Even when Pakistan's successive elected governments that are dominated by landed gentry are in office, nothing worthwhile, both in terms of legislation and economic patronage, has been done to retrieve the small farmer from his grinding poverty. Given this indifference he tends to get poorer by the day. If prices of inputs are beyond his reach, the market machinations are no less vicious. But the fact should not be overlooked that despite being stepmotherly treated the agriculture sector's contribution to the country's Gross Domestic Product (GDP) is nearly 25 percent. And it provides employment to about 40 percent Pakistanis - more than any other sector of national economy.
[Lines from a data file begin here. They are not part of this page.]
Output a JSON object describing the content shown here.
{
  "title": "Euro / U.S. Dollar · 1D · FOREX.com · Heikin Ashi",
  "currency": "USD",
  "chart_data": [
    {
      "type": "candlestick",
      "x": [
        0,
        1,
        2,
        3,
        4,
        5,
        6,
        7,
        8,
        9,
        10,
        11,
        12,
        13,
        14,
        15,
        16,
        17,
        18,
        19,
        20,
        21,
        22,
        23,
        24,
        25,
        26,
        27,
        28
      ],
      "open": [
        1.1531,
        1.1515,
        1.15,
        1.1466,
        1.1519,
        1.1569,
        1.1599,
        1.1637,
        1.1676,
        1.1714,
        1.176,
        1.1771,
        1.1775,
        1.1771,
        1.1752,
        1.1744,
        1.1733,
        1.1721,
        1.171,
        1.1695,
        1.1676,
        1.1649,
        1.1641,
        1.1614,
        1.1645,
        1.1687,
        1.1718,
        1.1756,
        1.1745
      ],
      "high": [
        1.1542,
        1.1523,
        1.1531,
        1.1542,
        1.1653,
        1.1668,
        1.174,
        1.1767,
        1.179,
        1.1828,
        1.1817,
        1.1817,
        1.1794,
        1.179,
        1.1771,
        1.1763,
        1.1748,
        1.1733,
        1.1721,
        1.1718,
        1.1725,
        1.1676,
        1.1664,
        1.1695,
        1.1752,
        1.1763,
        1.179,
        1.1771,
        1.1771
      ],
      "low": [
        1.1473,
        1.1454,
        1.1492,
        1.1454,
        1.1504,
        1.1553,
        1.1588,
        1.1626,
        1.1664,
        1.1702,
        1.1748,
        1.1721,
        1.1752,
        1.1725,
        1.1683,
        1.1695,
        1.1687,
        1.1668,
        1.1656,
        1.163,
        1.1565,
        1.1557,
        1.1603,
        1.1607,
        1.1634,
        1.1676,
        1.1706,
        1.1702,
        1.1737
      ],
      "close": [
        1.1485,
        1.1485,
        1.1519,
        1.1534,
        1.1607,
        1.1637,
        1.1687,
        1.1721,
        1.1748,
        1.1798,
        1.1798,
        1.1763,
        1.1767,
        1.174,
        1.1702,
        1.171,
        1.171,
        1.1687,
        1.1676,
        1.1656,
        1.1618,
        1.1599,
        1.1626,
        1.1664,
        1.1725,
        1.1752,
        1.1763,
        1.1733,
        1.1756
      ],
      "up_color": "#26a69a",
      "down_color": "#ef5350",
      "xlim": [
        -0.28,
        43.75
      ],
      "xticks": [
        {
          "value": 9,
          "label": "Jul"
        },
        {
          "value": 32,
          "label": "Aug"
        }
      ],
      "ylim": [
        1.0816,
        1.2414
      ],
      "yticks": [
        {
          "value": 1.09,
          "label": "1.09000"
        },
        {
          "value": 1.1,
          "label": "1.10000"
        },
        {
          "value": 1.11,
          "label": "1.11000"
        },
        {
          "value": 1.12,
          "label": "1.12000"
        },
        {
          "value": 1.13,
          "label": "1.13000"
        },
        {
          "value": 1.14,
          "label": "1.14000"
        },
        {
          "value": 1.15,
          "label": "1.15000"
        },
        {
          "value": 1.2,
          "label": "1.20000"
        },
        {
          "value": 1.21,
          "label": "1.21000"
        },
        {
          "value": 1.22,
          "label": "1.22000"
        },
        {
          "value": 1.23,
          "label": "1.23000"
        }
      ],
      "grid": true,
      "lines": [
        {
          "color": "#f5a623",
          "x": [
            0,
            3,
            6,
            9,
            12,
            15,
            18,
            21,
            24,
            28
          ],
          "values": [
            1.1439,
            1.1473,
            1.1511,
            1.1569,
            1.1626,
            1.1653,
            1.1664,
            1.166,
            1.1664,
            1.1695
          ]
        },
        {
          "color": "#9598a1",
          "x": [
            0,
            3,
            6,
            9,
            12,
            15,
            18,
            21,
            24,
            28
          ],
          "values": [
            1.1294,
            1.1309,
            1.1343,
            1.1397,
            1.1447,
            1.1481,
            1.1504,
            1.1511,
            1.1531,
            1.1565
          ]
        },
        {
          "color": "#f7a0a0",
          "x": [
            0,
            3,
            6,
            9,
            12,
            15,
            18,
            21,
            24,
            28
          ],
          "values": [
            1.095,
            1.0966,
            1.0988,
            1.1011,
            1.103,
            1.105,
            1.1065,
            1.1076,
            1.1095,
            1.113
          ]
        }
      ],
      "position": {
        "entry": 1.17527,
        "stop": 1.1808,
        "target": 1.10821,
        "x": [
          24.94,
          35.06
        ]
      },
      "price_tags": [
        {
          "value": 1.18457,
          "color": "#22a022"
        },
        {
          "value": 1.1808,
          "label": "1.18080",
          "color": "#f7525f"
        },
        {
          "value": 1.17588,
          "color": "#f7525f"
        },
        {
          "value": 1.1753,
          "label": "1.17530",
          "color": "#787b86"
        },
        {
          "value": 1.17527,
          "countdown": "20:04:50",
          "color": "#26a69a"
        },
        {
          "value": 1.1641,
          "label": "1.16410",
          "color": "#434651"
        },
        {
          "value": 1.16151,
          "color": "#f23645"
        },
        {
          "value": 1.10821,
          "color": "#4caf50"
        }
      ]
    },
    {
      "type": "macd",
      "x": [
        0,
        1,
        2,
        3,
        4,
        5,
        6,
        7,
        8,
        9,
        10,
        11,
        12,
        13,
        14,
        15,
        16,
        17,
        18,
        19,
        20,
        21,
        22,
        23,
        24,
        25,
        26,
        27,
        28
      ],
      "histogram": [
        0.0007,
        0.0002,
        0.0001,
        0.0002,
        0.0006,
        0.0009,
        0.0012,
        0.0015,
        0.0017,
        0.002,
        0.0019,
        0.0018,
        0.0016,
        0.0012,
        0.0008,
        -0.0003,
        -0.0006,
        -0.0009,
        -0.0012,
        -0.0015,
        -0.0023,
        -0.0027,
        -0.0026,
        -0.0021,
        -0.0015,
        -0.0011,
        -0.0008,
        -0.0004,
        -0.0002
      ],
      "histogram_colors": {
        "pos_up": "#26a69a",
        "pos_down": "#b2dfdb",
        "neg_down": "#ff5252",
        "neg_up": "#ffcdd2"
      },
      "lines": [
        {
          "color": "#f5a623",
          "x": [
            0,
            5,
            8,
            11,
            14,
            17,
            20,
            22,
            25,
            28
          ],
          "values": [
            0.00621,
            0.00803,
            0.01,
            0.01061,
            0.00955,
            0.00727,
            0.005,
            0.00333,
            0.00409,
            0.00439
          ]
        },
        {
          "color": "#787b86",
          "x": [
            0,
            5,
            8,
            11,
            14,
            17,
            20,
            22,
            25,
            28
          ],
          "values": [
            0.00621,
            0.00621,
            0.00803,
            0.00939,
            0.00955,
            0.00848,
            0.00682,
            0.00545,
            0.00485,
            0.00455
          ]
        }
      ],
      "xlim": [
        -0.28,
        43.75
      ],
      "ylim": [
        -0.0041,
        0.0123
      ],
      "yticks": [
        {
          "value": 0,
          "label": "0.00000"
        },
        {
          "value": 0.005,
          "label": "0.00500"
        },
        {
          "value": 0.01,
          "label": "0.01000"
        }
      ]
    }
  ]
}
Accepted, the per farmer landholding now stands at 5.6 acres - less than half of what it was in 1972 - but that small piece is still a viable economic unit because of modern farming technology, efficient usage of water and inputs, reasonable market prices and benevolent governmental parentage. But, as the PKI chief pointed out, small farmers have to compete with bigger ones, who are well-endowed with capital, irrigation and supplementary businesses to buffer them against shocks. "The unfair injustice towards small-scale farmers is discouraging them to pursue agriculture as a means of economic survival". It would be, therefore, in the B2B's own interest that they see to it that their joint ventures do not cause joblessness, which in today's world is the most serious threat to peaceful and stable governance. Pakistan agricultural sector is no doubt in dire need of modernisation - on which the CAC has the right potential to deliver - but no less feared is its negative fallout on the future of small landholders. The question in relation to the upcoming corporatization of the country's agricultural sector, therefore, is: Is there a pro-small farmer plan as well?